One thing this year has taught me thus far is that my Abba is not only with me in the dark places, but even in the darker still places where there is no room for speculation, only trust. There can be no mirrors, no reflections, only blind faith.
Waiting is the most difficult place to be, and it seems, at times, as if I have been in that "place" for much of my life, and most certainly have been for the last several years since my daddy's death. The vision never changes, and "players" remain the same. With each new day the need expands to unimaginable proportions, and I begin to feel as if I know how Abraham and Sarah felt in their old age waiting without seeing tangible proof.
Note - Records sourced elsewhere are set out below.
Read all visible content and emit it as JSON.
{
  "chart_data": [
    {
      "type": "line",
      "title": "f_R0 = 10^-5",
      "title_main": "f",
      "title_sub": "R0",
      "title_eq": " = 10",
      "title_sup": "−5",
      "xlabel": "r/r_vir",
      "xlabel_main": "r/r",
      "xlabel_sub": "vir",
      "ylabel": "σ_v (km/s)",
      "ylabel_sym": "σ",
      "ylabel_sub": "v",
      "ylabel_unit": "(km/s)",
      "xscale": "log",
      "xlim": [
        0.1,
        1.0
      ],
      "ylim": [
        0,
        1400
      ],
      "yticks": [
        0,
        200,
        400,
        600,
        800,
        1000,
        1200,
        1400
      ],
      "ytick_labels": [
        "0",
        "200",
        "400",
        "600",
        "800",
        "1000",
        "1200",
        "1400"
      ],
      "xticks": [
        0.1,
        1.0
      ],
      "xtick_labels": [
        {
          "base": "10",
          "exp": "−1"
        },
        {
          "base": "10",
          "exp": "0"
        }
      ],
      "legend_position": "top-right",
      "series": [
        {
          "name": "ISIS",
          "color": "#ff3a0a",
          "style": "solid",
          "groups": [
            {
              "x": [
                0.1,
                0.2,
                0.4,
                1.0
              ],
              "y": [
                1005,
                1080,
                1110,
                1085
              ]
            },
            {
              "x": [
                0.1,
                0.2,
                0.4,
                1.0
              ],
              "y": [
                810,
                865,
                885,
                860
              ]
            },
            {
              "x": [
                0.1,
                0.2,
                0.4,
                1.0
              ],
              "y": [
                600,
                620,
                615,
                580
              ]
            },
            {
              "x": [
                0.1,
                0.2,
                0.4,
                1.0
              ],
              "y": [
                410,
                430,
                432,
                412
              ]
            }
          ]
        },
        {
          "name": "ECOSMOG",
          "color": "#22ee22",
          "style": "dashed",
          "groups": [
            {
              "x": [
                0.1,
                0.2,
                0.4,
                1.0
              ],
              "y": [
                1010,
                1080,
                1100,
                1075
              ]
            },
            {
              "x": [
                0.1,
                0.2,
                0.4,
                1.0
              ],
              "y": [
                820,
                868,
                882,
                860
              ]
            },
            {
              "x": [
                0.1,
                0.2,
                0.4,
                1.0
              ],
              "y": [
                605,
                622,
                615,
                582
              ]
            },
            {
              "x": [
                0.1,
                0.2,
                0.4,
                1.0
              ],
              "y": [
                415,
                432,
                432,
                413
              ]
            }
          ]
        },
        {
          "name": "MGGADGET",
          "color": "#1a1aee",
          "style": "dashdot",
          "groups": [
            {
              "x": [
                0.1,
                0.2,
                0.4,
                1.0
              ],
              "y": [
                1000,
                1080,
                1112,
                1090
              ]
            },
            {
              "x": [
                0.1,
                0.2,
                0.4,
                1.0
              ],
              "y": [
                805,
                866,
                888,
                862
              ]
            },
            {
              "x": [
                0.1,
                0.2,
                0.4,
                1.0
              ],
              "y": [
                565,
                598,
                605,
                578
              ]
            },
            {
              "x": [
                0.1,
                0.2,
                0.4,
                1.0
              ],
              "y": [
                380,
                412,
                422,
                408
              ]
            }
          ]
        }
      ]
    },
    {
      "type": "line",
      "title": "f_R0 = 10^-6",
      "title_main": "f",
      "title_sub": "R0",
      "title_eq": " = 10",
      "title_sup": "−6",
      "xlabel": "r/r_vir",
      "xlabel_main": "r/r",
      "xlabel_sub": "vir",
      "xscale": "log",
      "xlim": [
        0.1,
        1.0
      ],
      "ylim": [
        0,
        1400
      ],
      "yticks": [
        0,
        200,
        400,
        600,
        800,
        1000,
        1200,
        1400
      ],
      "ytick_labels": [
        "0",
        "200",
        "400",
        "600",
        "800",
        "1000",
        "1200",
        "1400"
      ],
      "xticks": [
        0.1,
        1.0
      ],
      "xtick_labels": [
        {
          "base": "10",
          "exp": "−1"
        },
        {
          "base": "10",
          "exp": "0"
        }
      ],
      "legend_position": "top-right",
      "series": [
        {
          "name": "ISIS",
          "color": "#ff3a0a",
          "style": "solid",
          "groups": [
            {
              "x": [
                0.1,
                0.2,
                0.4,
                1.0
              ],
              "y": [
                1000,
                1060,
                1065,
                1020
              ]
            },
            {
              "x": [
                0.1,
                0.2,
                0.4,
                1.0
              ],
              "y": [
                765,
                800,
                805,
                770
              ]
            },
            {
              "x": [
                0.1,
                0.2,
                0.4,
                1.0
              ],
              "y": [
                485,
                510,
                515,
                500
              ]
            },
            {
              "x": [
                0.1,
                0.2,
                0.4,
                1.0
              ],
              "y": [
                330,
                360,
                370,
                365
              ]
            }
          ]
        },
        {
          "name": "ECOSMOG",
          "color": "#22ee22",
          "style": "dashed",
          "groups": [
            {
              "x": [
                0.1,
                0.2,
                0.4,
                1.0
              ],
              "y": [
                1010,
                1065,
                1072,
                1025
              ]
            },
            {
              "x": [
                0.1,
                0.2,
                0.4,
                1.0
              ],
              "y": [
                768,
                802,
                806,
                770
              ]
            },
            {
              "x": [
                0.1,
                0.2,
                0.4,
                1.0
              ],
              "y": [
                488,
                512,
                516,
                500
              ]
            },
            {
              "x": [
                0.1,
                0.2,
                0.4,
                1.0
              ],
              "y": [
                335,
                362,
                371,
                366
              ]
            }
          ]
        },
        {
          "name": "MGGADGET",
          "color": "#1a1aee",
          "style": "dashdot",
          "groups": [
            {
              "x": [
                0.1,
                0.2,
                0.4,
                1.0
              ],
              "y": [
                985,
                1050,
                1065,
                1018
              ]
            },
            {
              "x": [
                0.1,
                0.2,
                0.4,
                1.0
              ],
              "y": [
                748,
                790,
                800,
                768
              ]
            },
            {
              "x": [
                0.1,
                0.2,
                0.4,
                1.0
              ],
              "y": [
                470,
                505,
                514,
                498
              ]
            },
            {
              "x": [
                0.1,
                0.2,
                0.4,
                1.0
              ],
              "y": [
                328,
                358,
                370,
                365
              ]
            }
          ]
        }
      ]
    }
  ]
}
It is as if I question if His word is not enough, but like Abraham, I can say He has more than proven that He means what He says.
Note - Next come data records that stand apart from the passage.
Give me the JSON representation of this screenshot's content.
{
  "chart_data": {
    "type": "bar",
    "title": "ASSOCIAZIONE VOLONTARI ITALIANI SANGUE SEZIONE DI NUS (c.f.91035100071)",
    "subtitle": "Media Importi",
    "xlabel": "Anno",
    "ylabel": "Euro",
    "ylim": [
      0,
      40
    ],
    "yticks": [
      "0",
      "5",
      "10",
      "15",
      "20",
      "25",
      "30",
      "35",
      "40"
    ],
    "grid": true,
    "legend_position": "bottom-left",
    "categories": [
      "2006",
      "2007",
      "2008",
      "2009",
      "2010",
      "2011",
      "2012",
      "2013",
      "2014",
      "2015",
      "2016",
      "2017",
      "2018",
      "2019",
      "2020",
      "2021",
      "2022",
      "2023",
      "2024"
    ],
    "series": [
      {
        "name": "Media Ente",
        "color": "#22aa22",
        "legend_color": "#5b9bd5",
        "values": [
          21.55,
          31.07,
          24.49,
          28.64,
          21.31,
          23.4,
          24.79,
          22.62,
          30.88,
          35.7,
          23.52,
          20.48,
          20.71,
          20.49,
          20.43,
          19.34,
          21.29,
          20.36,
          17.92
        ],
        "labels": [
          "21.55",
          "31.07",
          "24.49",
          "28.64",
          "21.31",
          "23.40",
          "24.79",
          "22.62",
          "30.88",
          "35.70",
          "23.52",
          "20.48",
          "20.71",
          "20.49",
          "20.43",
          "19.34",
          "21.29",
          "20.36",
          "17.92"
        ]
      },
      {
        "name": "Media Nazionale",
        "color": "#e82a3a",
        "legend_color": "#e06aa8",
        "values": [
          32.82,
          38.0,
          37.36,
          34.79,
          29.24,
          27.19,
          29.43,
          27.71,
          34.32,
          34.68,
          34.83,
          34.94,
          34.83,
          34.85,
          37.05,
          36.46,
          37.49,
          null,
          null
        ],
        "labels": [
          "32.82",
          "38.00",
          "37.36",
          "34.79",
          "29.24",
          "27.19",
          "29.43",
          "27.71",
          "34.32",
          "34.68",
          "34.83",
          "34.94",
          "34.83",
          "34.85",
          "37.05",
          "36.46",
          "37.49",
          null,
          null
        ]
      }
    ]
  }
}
As I kneel before Him in our quiet times together, I pull a promise written on old file card from my personal "promise box" I have had many, many years, and I remember and smile, because His promises never fail.
My children used to tell me I had a goofy smile on my face when I was watching "sappy" movies. Last night as I was watching "When Calls the Heart" on Netflix, I caught a brief glimpse of my reflection in the laptop screen, and I saw indeed the goofy smile across my face. I was smiling, because I knew that with God all things are possible, and that as long as we trust Him, things always work out to those who are called according to His purpose.
This year has already proven to be most arduous in my personal and spiritual walk. They are one in the same, as my only desire is to follow His will for my life. So, as I wait and I stand, I will keep my face like a flint, directed only on what He says is so, not on what these eyes see in the natural or my ears hear to the contrary. I will remain steadfast, knowing He will do what He says He will do, and He will bring me home again.